Premières années, premier déclin, première remontée
Intel est une entreprise au passé prestigieux : créée en 1968 par Gordon Moore (de la loi du même nom, chimiste), Robert Noyce (physicien, co-inventeur du circuit intégré), tous deux issus de Fairchild Semiconductor, et Arthur Rock (investisseur en capital risque), elle invente en 1970 le microprocesseur (Ted Hoff, Federico Faggin, Stanley Mazor et Masatoshi Shima), commercialisé en novembre 1971 (modèle 4004).
Le microprocesseur (un seul circuit intégré qui comporte l’unité arithmétique et logique et l’unité de contrôle d’un ordinateur) va bouleverser l’industrie informatique en divisant par un facteur 1000 la taille et le prix des ordinateurs, et ainsi déclencher la troisième révolution industrielle. Mais en 1971 le 4004 d’Intel est trop rudimentaire pour que les grandes entreprises informatiques en prennent conscience. Quelques années plus tard elles lui achètent bien ses microprocesseurs, mais elles ne veulent pas dépendre d’un fournisseur unique et exigent qu’Intel concède des licences de fabrication en seconde source à d’autres industriels, comme AMD et surtout des entreprises japonaises telles que NEC, Toshiba, Hitachi ou Fujitsu, moins inventives et moins créatives que les firmes américaines, mais plus efficaces en fabrication.
La concurrence des entreprises licenciées va faire tomber Intel au huitième rang du secteur qu’il avait lui-même créé.
En 1975 Intel lance un projet révolutionnaire qui débouchera en 1981 : l’iAPX 432, un microprocesseur conçu pour être programmé uniquement en langage évolué, doté du système d’exploitation iMAX 432 entièrement écrit en Ada. Ce projet visait sans doute les applications du Département de la Défense américain, à l’origine du langage Ada. Mais les performances insuffisantes des technologies électroniques de cette époque et le caractère embryonnaire des premiers compilateurs Ada n’ont pas permis d’atteindre des performances acceptables et le projet fut un échec.

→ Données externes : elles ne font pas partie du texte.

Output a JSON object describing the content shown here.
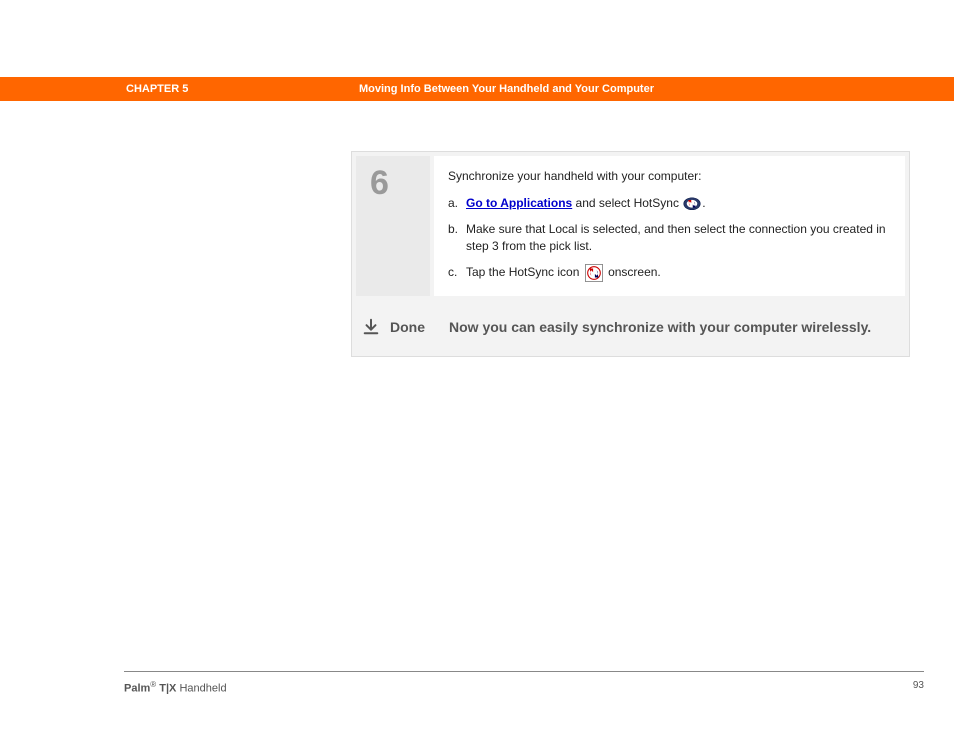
{
  "header": {
    "chapter": "CHAPTER 5",
    "section": "Moving Info Between Your Handheld and Your Computer"
  },
  "step": {
    "number": "6",
    "intro": "Synchronize your handheld with your computer:",
    "items": [
      {
        "letter": "a.",
        "link": "Go to Applications",
        "after_link": " and select HotSync ",
        "tail": "."
      },
      {
        "letter": "b.",
        "text": "Make sure that Local is selected, and then select the connection you created in step 3 from the pick list."
      },
      {
        "letter": "c.",
        "before_icon": "Tap the HotSync icon ",
        "after_icon": " onscreen."
      }
    ]
  },
  "done": {
    "label": "Done",
    "text": "Now you can easily synchronize with your computer wirelessly."
  },
  "footer": {
    "brand_bold": "Palm",
    "reg": "®",
    "model_bold": " T|X",
    "suffix": " Handheld",
    "page": "93"
  }
}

Mais c’est alors qu’Andrew Grove va réorienter l’entreprise sur une nouvelle voie, qui sera un succès :
– lancement en 1985 du nouveau processeur 80386 (ou i386) aux caractéristiques analogues à celles des « gros » ordinateurs, surtout mots mémoire de 32 bits ;
– pour pouvoir mettre toutes les forces sur le 80386, abandon de la production de mémoires dynamiques (DRAM), jusque là principale source de revenus de la firme ;
– décision de ne pas concéder de licences de seconde source à d’autres industriels pour le 80386.
On voit qu’Intel brûlait ses vaisseaux, en risquant de rebuter ses clients, mais cela va marcher, notamment grâce au succès phénoménal du micro-ordinateur Compaq Deskpro 386 bâti autour du 80386. Au passage ce tournant va provoquer l’éviction d’IBM du leadership des micro-ordinateurs. Voici la suite de l’histoire (et pour la période plus récente, cf. l’article) :
La rançon des actionnaires
Pour créer une entreprise, surtout pour une activité d’une telle intensité capitalistique que la microélectronique, il faut des actionnaires. Dans ses livres fameux (à juste titre) John Kenneth Galbraith décrivait le monde des années 1960, quand les entreprises étaient plutôt dirigées par des managers technocrates, et quand les actionnaires suivaient assez volontiers leurs recommandations.
Mais depuis les années 1980 et surtout 1990 les actionnaires sont devenus plus exigeants, encouragés dans cette voie par la dérégulation des activités financières permise par leur informatisation (trading haute fréquence par exemple). Pour satisfaire leur appétit, les actionnaires ont placé à la tête des entreprises des financiers souvent pauvres en compétences techniques, et pour les inciter à « créer de la valeur pour l’actionnaire », ils les ont rémunérés en actions (je simplifie mais c’est l’idée).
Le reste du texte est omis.